The independent committee on climate change (CCC), set up under the Climate Change Act 2008 to advise government on emissions targets, warned last month that aviation was set to be “the largest emitting sector in the UK” by 2050, which is the government’s target date to achieve “net-zero” greenhouse gas emissions. With technological advances unlikely to facilitate zero-carbon aviation by that date, airport capacity strategies should be reassessed and demand restrained, CCC chair Lord Deben said in a letter to transport secretary Grant Shapps.
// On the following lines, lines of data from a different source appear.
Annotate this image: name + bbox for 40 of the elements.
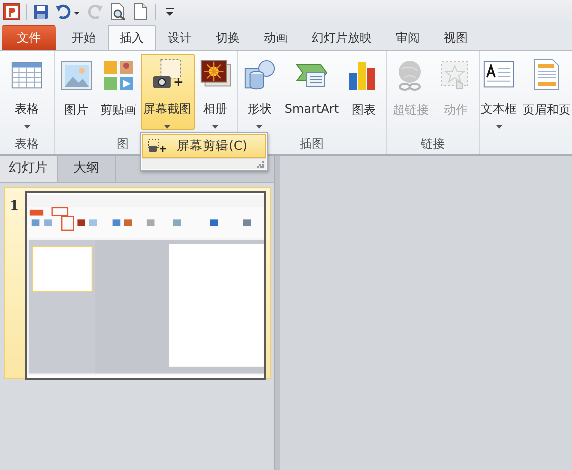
panel-tab[interactable]: 幻灯片 — [0, 156, 58, 182]
group-label: 表格 — [15, 136, 39, 152]
app-logo-icon[interactable] — [3, 3, 21, 21]
undo-icon[interactable] — [55, 3, 81, 21]
camera-icon — [150, 59, 184, 90]
ribbon-button[interactable]: 页眉和页 — [522, 54, 572, 130]
ribbon-button[interactable]: 表格 — [7, 54, 47, 130]
shapes-icon — [242, 59, 277, 90]
panel-tab[interactable]: 大纲 — [58, 156, 116, 182]
screen-clip-icon — [148, 139, 166, 153]
group-label: 图 — [117, 136, 129, 152]
ribbon-button[interactable]: 屏幕截图 — [140, 54, 194, 130]
new-document-icon[interactable] — [132, 3, 150, 21]
ribbon-tab[interactable]: 插入 — [108, 25, 156, 50]
ribbon-tab[interactable]: 设计 — [156, 25, 204, 50]
group-label: 插图 — [300, 136, 324, 152]
slide-thumbnail[interactable]: 1 — [4, 187, 271, 379]
ribbon-button[interactable]: 文本框 — [480, 54, 518, 130]
ribbon-button[interactable]: 剪贴画 — [98, 54, 140, 130]
ribbon-tab[interactable]: 开始 — [60, 25, 108, 50]
ribbon-tab[interactable]: 切换 — [204, 25, 252, 50]
ribbon-tab[interactable]: 视图 — [432, 25, 480, 50]
group-label: 链接 — [421, 136, 445, 152]
menu-item[interactable]: 屏幕剪辑(C) — [142, 134, 266, 158]
text-box-icon — [482, 59, 516, 90]
ribbon-button[interactable]: 图表 — [344, 54, 384, 130]
file-tab[interactable]: 文件 — [2, 25, 56, 50]
picture-icon — [60, 59, 94, 91]
resize-grip-icon[interactable] — [257, 160, 264, 168]
print-preview-icon[interactable] — [109, 3, 127, 21]
ribbon-tab[interactable]: 幻灯片放映 — [300, 25, 384, 50]
ribbon-button[interactable]: 相册 — [196, 54, 236, 130]
ribbon-tab[interactable]: 动画 — [252, 25, 300, 50]
clipart-icon — [102, 59, 136, 91]
ribbon-button[interactable]: 图片 — [56, 54, 96, 130]
save-icon[interactable] — [32, 3, 50, 21]
ribbon-button[interactable]: 形状 — [240, 54, 280, 130]
ribbon-button[interactable]: SmartArt — [282, 54, 342, 130]
ribbon-tab[interactable]: 审阅 — [384, 25, 432, 50]
slide-number: 1 — [10, 199, 20, 214]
“Demand cannot continue to grow unfettered over the long-term,” he wrote. “Specifically, investments will need to be demonstrated to make economic sense in a net-zero world and the transition towards it. Current planned additional airport capacity in London, including the third runway at Heathrow, is likely to leave at most very limited room for growth at non-London airports.”
The Department for Transport has pledged to “robustly defend” its position at this month’s appeal, but Shapps has already sounded a note of caution. “There are questions about whether the whole plan stacks up,” he told Sky News in August. “There are of course court cases to do with emissions, that sort of thing so what we’ve said is we’ll watch that process very carefully.”
Whatever you think about a third runway, one thing is certain – the argument is not over.
Meanwhile, on the other side of London, opposition is mounting to London City Airport’s expansion plans, with public consultation running until October 18. The capital’s smallest airport, on the Royal Docks site in Newham, is seeking to increase flights to 151,000 a year, from 111,000 currently, and almost double passenger numbers to 11 million by 2035.
Local opposition is being marshalled by campaign group HACAN East, sister organisation to Heathrow campaigners HACAN, and Redbridge, Tower Hamlets and Lewisham councils have joined the London Assembly’s environment committee in opposing the plans.
The committee this week set out detailed concerns around noise, increased weekend flights, air pollution and carbon emissions.